Healthcare touches the lives of everyone. But, administrative work and health data have complicated the process of receiving health attention and services through insurance.
For example, administrative spending accounts for 15% of the health industry’s total spending. Major insurers operate on claims systems that are 30+ years old and work at a slow pace. The average health patient sees multiple doctors and specialists within a lifetime, making it difficult to transfer patient records and history among various providers. Strict privacy laws such as the Health Insurance Portability and Accountability Act or HIPAA also limits sharing material between organizations, further complicating access to patient information.
Blockchain has the power to alleviate these pain points within health insurance. For example, blockchain can create a more comprehensive and safe repository of health information, supporting interoperability among partner hospitals and health providers. Such data sharing is not a violation of HIPAA since data on the blockchain can only be shared with authorized users such as physicians, insurers and clients through electronic restrictions and signatures.
With regards to administrative work, blockchain technology can manage millions of transactions and profiles securely without fear of breach. For back-office operations like underwriting and pricing, blockchain can support faster processing according to certain business conditions for speedy payment and resolution.
Unseen by consumers, reinsurance is insurance for the insurance companies. Reinsurance firms absorb a portion of the financial risk assumed by P&C insurers globally. Due to its large scope, reinsurance experiences lags similar to those of the insured and needs a more consistent system of exchange with primary insurance firms.
Reinsurers can allocate capital for claims immediately with blockchain, resulting in a streamlined processing and settlement without the need for interference by primary insurers. Blockchain also arranges more transparency with reinsurance contracts and associated risk exposures on the primary insurer end, offering clarity in the relationship.

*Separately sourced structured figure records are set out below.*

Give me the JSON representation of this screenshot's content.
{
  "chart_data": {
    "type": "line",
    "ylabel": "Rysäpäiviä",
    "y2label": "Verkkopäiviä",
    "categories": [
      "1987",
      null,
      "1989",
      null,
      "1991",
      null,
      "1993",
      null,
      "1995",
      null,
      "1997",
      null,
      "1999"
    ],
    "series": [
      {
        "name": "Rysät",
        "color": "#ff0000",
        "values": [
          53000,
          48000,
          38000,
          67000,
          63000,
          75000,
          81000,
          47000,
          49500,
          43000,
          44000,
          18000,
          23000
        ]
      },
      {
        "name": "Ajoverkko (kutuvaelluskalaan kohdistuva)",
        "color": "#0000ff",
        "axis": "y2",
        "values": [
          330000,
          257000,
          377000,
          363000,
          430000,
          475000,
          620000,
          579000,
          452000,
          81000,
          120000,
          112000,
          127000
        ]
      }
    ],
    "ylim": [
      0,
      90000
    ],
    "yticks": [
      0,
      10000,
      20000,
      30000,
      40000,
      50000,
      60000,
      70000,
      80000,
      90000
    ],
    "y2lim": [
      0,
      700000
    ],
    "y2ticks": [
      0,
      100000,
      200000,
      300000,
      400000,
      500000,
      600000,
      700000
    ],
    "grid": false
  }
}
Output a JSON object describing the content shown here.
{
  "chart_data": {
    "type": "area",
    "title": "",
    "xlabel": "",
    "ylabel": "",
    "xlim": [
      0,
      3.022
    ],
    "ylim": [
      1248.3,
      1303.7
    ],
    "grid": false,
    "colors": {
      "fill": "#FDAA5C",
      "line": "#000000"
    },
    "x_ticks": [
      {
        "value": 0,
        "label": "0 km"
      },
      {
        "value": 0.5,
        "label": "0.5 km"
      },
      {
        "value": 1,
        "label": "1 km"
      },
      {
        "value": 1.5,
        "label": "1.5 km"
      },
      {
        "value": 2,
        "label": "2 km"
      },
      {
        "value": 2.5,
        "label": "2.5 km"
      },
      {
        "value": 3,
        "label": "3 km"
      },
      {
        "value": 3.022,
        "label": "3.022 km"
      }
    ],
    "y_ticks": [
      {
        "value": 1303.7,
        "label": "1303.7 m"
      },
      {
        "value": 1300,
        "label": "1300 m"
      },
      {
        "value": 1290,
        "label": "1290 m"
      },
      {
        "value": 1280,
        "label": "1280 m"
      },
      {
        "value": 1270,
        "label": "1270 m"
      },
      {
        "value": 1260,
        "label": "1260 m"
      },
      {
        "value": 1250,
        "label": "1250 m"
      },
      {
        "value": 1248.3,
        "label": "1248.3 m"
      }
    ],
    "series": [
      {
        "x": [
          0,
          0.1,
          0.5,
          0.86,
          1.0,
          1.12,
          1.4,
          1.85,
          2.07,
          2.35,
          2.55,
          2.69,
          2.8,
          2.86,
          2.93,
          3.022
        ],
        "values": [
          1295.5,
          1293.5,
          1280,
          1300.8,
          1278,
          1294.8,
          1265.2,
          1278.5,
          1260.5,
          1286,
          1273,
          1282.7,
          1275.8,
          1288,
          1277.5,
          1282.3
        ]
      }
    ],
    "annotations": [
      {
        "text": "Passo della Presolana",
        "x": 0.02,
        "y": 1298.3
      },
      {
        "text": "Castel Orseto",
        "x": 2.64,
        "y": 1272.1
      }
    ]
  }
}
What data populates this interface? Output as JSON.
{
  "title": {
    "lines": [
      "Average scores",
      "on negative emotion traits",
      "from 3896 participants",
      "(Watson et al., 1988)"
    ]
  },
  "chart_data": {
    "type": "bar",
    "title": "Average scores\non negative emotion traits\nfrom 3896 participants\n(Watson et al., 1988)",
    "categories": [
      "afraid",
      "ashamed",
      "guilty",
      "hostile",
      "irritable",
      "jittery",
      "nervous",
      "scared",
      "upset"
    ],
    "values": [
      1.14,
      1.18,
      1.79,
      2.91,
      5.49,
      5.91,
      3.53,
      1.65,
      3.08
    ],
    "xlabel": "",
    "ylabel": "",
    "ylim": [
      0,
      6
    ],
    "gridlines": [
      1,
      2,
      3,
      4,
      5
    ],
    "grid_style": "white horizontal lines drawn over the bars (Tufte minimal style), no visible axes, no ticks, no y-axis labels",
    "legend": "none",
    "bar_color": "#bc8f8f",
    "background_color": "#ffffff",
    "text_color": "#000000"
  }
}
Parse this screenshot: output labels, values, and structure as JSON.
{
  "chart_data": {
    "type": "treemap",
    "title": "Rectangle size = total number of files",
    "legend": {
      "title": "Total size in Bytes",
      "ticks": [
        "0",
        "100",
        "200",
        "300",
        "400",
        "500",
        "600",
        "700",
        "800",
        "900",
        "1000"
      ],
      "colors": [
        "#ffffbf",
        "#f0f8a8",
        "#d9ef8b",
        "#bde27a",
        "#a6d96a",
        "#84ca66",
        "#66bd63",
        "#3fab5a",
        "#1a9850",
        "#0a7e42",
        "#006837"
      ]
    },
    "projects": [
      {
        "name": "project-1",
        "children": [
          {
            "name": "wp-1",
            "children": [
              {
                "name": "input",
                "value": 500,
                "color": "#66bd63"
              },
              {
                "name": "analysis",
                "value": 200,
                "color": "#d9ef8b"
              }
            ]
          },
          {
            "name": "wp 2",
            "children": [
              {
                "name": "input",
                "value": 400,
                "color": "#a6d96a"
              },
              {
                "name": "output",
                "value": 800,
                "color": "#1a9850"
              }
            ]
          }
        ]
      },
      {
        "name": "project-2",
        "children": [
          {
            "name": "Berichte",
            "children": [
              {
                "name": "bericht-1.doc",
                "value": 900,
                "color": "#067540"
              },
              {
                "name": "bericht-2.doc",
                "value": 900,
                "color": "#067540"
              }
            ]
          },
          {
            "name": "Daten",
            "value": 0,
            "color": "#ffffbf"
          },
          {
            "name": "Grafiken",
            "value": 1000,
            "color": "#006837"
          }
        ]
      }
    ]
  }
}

New Frontiers: IoT and Global
In recent years, Internet of Things or IoT has gained traction with its innovative, connected devices that make everyday life easier. Aligning itself with this goal, insurance has implemented new usage-based insurance (UBI) devices and smart assets within homes and automobiles to condense and simplify the claims process. Such smart devices detect damages, contact repair providers, and send claims accurately and immediately to an insurance provider. The increase of IoT products improves communication when combined with blockchain, bringing incredible credibility to claims.
Many global insurers tend to develop alliances and partnerships, forging payment models together. This need for connectivity and consistency has made blockchain extremely useful. Blockchain provides automatic risk data analysis, building market insight, streamlining transactions, and attracting financing risk. Asset management costs are also reduced since blockchain decreases hedging fees, protecting global insurers from currency fluctuation.
In an industry where data is essential, blockchain provides a viable, efficient solution to insurance’s major pain points. Despite the benefits of blockchain technology, widespread implementation and usage by large insurance firms has yet to come but will enhance customer experience, data security, and insurer processing immensely.